I have a merged VCF file with multiple samples on joined SNP set, where original genotypes have a 0|0 / 0|1 / 1|0 / 1|1 genotype (GT) and merged are fomatted as 0/0 if SNP was missing (--missing-ref
option of bcftools merge
).
I'd like to filter the file to only have those SNPs that don't have 0/0
in GT field of last two columns.
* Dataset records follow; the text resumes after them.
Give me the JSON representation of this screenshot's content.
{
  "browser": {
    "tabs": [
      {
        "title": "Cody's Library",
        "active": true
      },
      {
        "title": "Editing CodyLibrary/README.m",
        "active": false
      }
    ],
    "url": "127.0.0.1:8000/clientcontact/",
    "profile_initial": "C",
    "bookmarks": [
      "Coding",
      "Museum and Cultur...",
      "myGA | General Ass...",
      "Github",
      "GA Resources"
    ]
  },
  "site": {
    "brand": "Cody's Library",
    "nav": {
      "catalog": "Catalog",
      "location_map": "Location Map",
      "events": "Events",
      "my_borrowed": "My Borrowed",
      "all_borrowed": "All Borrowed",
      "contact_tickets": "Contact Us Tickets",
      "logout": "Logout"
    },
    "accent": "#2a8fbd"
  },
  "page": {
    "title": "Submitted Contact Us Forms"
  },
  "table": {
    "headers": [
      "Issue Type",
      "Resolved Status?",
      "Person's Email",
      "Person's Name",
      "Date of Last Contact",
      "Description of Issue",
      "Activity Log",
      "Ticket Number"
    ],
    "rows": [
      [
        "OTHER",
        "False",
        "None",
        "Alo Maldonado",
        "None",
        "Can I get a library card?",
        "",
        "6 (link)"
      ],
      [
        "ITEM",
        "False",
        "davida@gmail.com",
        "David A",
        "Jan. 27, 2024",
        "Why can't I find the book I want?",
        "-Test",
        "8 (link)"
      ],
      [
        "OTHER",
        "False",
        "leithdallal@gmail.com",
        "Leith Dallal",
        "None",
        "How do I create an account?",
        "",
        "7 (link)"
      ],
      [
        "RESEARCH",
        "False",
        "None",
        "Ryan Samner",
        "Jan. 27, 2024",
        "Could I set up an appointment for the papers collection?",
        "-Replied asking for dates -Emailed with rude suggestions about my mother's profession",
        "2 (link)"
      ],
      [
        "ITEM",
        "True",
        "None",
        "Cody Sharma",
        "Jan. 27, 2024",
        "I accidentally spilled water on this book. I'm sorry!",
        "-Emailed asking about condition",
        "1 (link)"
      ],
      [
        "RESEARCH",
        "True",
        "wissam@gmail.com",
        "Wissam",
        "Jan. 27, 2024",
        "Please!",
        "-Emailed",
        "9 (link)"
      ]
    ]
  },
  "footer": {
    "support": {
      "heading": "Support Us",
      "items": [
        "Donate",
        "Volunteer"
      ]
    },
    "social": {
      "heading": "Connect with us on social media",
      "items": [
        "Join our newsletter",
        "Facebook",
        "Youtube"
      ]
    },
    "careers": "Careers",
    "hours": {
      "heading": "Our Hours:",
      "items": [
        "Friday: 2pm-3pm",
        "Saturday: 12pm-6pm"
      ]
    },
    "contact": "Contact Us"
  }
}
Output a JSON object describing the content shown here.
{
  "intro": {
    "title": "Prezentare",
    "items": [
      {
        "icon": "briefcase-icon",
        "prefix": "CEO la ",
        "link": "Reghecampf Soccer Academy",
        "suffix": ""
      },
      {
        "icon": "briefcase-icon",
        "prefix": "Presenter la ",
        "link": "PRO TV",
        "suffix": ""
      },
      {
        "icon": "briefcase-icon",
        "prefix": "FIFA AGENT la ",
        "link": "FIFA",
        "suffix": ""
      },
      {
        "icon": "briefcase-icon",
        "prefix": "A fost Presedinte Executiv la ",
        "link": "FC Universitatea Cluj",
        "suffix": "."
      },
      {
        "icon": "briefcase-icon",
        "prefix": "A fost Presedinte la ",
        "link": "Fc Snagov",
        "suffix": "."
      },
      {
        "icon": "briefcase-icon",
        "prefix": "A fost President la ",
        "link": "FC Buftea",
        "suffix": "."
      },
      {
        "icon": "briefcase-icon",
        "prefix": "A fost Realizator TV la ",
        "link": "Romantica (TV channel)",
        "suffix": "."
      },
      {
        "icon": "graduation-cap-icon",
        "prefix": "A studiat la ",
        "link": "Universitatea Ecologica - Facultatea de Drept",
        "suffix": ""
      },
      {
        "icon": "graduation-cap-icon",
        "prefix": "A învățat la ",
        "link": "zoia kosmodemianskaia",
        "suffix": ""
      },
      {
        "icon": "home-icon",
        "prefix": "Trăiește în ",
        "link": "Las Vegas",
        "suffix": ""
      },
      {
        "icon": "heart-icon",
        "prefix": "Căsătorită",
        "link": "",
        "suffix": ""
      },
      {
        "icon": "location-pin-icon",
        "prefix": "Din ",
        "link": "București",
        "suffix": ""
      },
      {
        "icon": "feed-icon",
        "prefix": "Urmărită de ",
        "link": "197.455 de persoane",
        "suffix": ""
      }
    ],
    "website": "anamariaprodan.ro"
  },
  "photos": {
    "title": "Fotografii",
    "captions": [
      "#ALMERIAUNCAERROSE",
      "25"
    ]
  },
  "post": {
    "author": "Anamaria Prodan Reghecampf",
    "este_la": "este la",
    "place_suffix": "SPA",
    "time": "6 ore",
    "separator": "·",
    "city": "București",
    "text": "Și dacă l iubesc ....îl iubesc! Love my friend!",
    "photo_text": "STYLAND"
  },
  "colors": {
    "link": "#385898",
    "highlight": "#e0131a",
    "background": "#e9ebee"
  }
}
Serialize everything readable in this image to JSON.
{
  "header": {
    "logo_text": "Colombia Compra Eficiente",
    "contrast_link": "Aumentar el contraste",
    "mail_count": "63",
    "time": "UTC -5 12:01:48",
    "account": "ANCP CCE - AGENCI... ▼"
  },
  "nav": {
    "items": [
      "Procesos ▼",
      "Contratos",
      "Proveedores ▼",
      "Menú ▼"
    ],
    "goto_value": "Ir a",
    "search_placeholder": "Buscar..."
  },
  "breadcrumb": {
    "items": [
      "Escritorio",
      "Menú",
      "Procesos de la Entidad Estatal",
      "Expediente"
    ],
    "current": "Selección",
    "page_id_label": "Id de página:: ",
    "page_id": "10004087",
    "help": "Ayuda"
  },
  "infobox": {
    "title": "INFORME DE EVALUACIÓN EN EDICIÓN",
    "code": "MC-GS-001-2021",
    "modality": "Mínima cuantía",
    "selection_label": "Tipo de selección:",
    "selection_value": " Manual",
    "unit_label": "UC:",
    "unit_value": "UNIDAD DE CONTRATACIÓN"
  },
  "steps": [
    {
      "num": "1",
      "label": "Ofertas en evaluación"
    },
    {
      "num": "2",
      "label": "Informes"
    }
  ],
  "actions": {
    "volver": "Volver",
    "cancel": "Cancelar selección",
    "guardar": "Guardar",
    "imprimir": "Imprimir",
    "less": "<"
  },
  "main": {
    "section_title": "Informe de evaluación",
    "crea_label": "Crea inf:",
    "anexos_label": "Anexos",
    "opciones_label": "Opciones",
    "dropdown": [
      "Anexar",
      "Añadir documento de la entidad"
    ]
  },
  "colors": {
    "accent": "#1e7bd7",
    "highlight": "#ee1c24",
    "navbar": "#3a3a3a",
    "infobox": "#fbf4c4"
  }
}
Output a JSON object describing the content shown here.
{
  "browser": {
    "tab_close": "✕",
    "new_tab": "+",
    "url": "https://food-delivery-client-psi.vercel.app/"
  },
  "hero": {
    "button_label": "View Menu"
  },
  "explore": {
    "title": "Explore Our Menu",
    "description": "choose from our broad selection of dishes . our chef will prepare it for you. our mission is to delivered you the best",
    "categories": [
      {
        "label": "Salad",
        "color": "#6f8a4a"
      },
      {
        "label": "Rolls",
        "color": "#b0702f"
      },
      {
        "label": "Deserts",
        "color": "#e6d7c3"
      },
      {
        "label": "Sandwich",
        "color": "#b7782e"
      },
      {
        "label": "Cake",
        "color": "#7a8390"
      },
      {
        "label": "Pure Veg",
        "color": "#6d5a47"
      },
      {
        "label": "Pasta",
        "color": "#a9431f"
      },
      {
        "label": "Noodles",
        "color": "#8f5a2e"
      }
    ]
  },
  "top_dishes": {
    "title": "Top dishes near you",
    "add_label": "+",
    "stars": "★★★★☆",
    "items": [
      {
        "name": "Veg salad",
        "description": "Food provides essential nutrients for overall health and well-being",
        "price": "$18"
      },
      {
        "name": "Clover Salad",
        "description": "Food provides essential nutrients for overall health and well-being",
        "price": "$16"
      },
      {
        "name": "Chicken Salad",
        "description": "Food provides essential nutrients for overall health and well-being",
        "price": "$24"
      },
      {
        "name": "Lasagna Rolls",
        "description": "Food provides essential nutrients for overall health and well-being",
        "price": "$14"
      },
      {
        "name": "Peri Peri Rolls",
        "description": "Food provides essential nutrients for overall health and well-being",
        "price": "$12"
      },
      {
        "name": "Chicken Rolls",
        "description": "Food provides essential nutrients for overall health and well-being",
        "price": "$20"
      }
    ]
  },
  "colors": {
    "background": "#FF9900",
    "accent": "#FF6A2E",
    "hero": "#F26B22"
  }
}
Here's an excerpt from a vcf file (header and first two example lines):
#CHROM POS ID REF ALT QUAL FILTER INFO FORMAT orig_s1 orig_s2 orig_s3 merged_s1 merged_s2
chr5 11875 . G A . PASS VT=SNP;NS=2548;DP=1908;AF=0.05;EAS_AF=0;EUR_AF=0.01;AFR_AF=0.17;AMR_AF=0.02;SAS_AF=0.02;AN=5100;AC=267 GT 1|0 0|0 0|0 0/0 0/0
chr5 11956 . G C . PASS VT=SNP;NS=2548;DP=13160;AF=0.03;EAS_AF=0;EUR_AF=0;AFR_AF=0.11;AMR_AF=0.01;SAS_AF=0;AN=5100;AC=148 GT 0|0 0|0 0|0 1|1 0/0
chr5 11989 . G A . PASS VT=SNP;NS=2548;DP=14138;AF=0;EAS_AF=0;EUR_AF=0;AFR_AF=0;AMR_AF=0;SAS_AF=0;AN=5100;AC=1 GT 0|0 0|0 0|0 0/0 1|1
chr5 12002 . G C . PASS VT=SNP;NS=2548;DP=14197;AF=0;EAS_AF=0;EUR_AF=0;AFR_AF=0;AMR_AF=0;SAS_AF=0;AN=5100;AC=2 GT 0|0 0|0 0|0 1|1 1|1
So for this example here I'd like to filter out first entry but not the ones after. I have tried:
bcftools view -i 'FORMAT/GT[4] != "0/0" | FORMAT/GT[5] != "0/0"'
, but this doesn't seem to work. Any help would be appreciated to solve this issue. Thanks!